Common sense has left the room during the political divisiveness these past years. I do believe over the years more evidence will come out proving a lab leak given the advances in genomics, intentionally slow drip feed of documents, and the sheer number of factors pointing towards this. I do believe it was an accident, and not a bioweapons thing, and originated from the Wuhan lab. Lab leaks are more common than people think, and having worked in China for over 7 years, I can imagine this was not your movie rendition of a BSL-4 lab, but one with a lot of warts. I say this about other countries too. I did some work for an aerospace robotics lab and I was dreaming of the BSL-4 suits and all, and what I found was a normal shop with out of tolerance machinery. This was in the U.S.

[1] https://usrtk.org/covid-19-origins/preprint-covid-19-shows-f...

I've also been to Wuhan and it's a big town with more than one place to buy food.

It's absolutely possible that the epicenter wet market was on a particular lab worker's way home and that's how the spread started. Also possible that someone who lived in the countryside, contracted it from an animal, and went to Wuhan to visit family for spring festival.

That biomarker stuff is interesting and I'll have to take the biologists' word for it. If it looks and quacks like a bio weapon, that is evidence. "Some people generally study viruses across town" is a lot weaker.. it's like automatically blaming Columbia University for an infection in Brooklyn because they have bio labs.

You’ve now pivoted from saying that the lab is irrelevant in the lab leak scenario to saying the lab leak scenario is unlikely. Those are two very different statements.

Why the need to throw everything against the wall to see what sticks?

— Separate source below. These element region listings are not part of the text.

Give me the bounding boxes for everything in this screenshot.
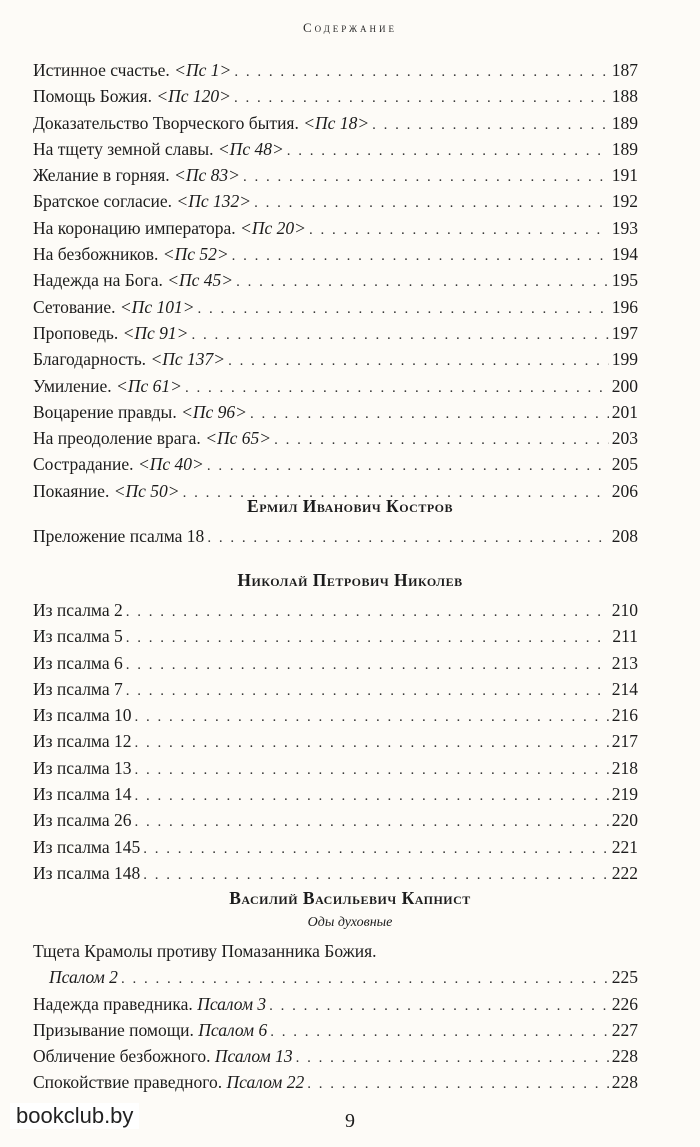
page-number: 9 [345,1110,355,1132]
toc-entry-title: Обличение безбожного. Псалом 13 [33,1046,293,1067]
toc-page-number: 219 [611,784,638,805]
toc-entry [33,1069,638,1095]
dot-leader [192,322,609,348]
dot-leader [207,453,609,479]
toc-entry [33,188,638,214]
toc-entry-title: Покаяние. <Пс 50> [33,480,180,501]
dot-leader [274,427,609,453]
toc-entry [33,162,638,188]
dot-leader [121,966,609,992]
toc-entry-title: Истинное счастье. <Пс 1> [33,60,232,80]
toc-entry [33,346,638,372]
toc-entry-title: Тщета Крамолы противу Помазанника Божия. [33,941,377,961]
toc-entry-title: Доказательство Творческого бытия. <Пс 18> [33,112,370,133]
toc-page-number: 200 [611,375,638,396]
dot-leader [135,704,609,730]
toc-entry-title: Благодарность. <Пс 137> [33,349,226,370]
toc-page-number: 188 [611,86,638,107]
toc-entry-title: Из псалма 26 [33,810,132,831]
toc-entry-title: Спокойствие праведного. Псалом 22 [33,1072,305,1093]
toc-entry-title: На безбожников. <Пс 52> [33,244,229,265]
toc-entry [33,860,638,886]
psalm-reference: <Пс 101> [119,296,195,317]
dot-leader [143,862,608,888]
psalm-reference: <Пс 1> [174,60,232,80]
toc-entry-title: Проповедь. <Пс 91> [33,322,189,343]
toc-section-4 [33,938,638,1096]
toc-page-number: 208 [611,526,638,546]
psalm-reference: <Пс 137> [150,349,226,370]
psalm-reference: <Пс 20> [240,217,306,238]
psalm-reference: Псалом 2 [49,967,118,988]
toc-page-number: 211 [612,626,638,647]
dot-leader [126,599,609,625]
dot-leader [135,757,609,783]
toc-page-number: 228 [611,1046,638,1067]
dot-leader [243,164,609,190]
toc-entry-title: Из псалма 12 [33,731,132,752]
toc-entry [33,728,638,754]
toc-entry-title: Умиление. <Пс 61> [33,375,182,396]
toc-entry [33,425,638,451]
toc-entry-title: На тщету земной славы. <Пс 48> [33,138,284,159]
dot-leader [372,112,609,138]
dot-leader [198,296,609,322]
dot-leader [236,269,609,295]
psalm-reference: <Пс 48> [217,138,284,159]
author-heading-kapnist: Василий Васильевич Капнист [229,888,471,908]
dot-leader [126,678,609,704]
toc-entry-title: Преложение псалма 18 [33,526,205,546]
psalm-reference: <Пс 96> [181,401,247,422]
toc-entry [33,964,638,990]
toc-page-number: 228 [611,1072,638,1093]
toc-entry-title: Сострадание. <Пс 40> [33,454,204,475]
toc-page-number: 222 [611,862,638,883]
toc-page-number: 203 [611,428,638,449]
psalm-reference: <Пс 91> [122,322,189,343]
running-head: Содержание [302,20,398,35]
toc-entry [33,215,638,241]
psalm-reference: <Пс 52> [162,244,229,265]
toc-entry-multiline-title [33,938,638,964]
psalm-reference: <Пс 18> [303,112,370,133]
dot-leader [232,243,609,269]
dot-leader [228,348,609,374]
toc-entry-title: Надежда на Бога. <Пс 45> [33,270,234,291]
dot-leader [143,836,608,862]
dot-leader [250,401,609,427]
toc-entry [33,623,638,649]
toc-page-number: 217 [611,731,638,752]
toc-entry [33,834,638,860]
toc-page-number: 201 [611,401,638,422]
toc-page-number: 218 [611,757,638,778]
toc-entry [33,523,638,549]
toc-page-number: 196 [611,296,638,317]
toc-page-number: 227 [611,1019,638,1040]
toc-entry [33,136,638,162]
toc-entry [33,373,638,399]
dot-leader [185,375,609,401]
toc-entry [33,110,638,136]
toc-entry-title: На коронацию императора. <Пс 20> [33,217,306,238]
toc-entry [33,83,638,109]
toc-entry [33,991,638,1017]
toc-page-number: 197 [611,322,638,343]
dot-leader [307,1071,609,1097]
toc-entry-title: Из псалма 6 [33,652,123,673]
toc-entry-title: Из псалма 145 [33,836,141,857]
watermark-logo: bookclub.by [10,1103,139,1129]
dot-leader [135,783,609,809]
dot-leader [126,625,610,651]
toc-entry-title: Братское согласие. <Пс 132> [33,191,252,212]
toc-entry-title: Из псалма 5 [33,626,123,647]
dot-leader [254,190,609,216]
dot-leader [234,59,608,85]
toc-page-number: 210 [611,600,638,620]
psalm-reference: <Пс 50> [113,480,180,501]
toc-entry-title: Призывание помощи. Псалом 6 [33,1019,268,1040]
toc-page-number: 225 [611,967,638,988]
toc-section-2 [33,523,638,549]
toc-entry-title: Из псалма 2 [33,600,123,620]
toc-page-number: 194 [611,244,638,265]
toc-entry-title: Желание в горняя. <Пс 83> [33,165,240,186]
toc-entry [33,320,638,346]
toc-entry [33,57,638,83]
dot-leader [135,809,609,835]
psalm-reference: Псалом 6 [198,1019,268,1040]
psalm-reference: <Пс 65> [205,428,272,449]
toc-entry-title: На преодоление врага. <Пс 65> [33,428,272,449]
toc-entry-title: Сетование. <Пс 101> [33,296,195,317]
toc-entry [33,781,638,807]
toc-entry [33,807,638,833]
toc-entry [33,1043,638,1069]
toc-entry-title: Из псалма 14 [33,784,132,805]
toc-entry-title [33,964,118,990]
toc-page-number: 199 [611,349,638,370]
toc-page-number: 205 [611,454,638,475]
toc-entry [33,241,638,267]
toc-entry [33,755,638,781]
psalm-reference: Псалом 13 [214,1046,293,1067]
toc-page-number: 214 [611,678,638,699]
psalm-reference: <Пс 83> [174,165,240,186]
toc-entry [33,1017,638,1043]
psalm-reference: Псалом 3 [197,993,267,1014]
dot-leader [135,730,609,756]
toc-section-1 [33,57,638,504]
author-heading-kostrov: Ермил Иванович Костров [247,496,453,516]
toc-entry [33,399,638,425]
toc-page-number: 213 [611,652,638,673]
toc-page-number: 193 [611,217,638,238]
toc-page-number: 216 [611,705,638,726]
toc-page-number: 189 [611,112,638,133]
dot-leader [296,1045,609,1071]
dot-leader [270,1019,609,1045]
toc-page-number: 191 [611,165,638,186]
psalm-reference: <Пс 40> [137,454,204,475]
dot-leader [287,138,609,164]
toc-page-number: 189 [611,138,638,159]
psalm-reference: <Пс 61> [116,375,182,396]
toc-entry [33,676,638,702]
psalm-reference: Псалом 22 [226,1072,305,1093]
toc-entry [33,451,638,477]
toc-page-number: 220 [611,810,638,831]
dot-leader [309,217,609,243]
psalm-reference: <Пс 132> [176,191,252,212]
toc-entry-title: Из псалма 13 [33,757,132,778]
toc-entry-title: Из псалма 7 [33,678,123,699]
toc-entry [33,702,638,728]
toc-page-number: 192 [611,191,638,212]
toc-entry [33,294,638,320]
toc-section-3 [33,597,638,886]
toc-page-number: 206 [611,480,638,501]
toc-page-number: 221 [611,836,638,857]
dot-leader [234,85,609,111]
toc-entry-title: Надежда праведника. Псалом 3 [33,993,267,1014]
toc-page-number: 195 [611,270,638,291]
toc-page-number: 226 [611,993,638,1014]
toc-page-number: 187 [611,60,638,80]
dot-leader [126,652,609,678]
author-heading-nikolev: Николай Петрович Николев [237,570,463,590]
toc-entry-title: Воцарение правды. <Пс 96> [33,401,247,422]
toc-entry [33,267,638,293]
toc-entry-title: Из псалма 10 [33,705,132,726]
dot-leader [269,993,609,1019]
toc-entry [33,597,638,623]
psalm-reference: <Пс 120> [156,86,231,107]
psalm-reference: <Пс 45> [167,270,234,291]
toc-entry-title: Из псалма 148 [33,862,141,883]
toc-entry-title: Помощь Божия. <Пс 120> [33,86,231,107]
dot-leader [207,525,608,551]
toc-entry [33,650,638,676]
subsection-heading: Оды духовные [307,915,393,930]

I'm saying it's being shoehorned into the middle of a series of events, in a way that is both irrelevant and unlikely. And I'm positing that the shoehorning is because people are really attached to the idea of blaming a lab, given that said lab is not a necessary or likely component of the story.

I can't prove a negative, you believe what you want.

They were not really mutually exclusive, but were often portrayed as such. The lab leak theory got confused with the intentionally fabricated theory, probably as a strawman argument to discredit the lab leak theory.

For what it's worth, your scenario seems to me the most probably by far. I don't think we'll ever know for sure, since China has done it's best to destroy all evidence (we should be careful not to take that fact as evidence for one theory or another though).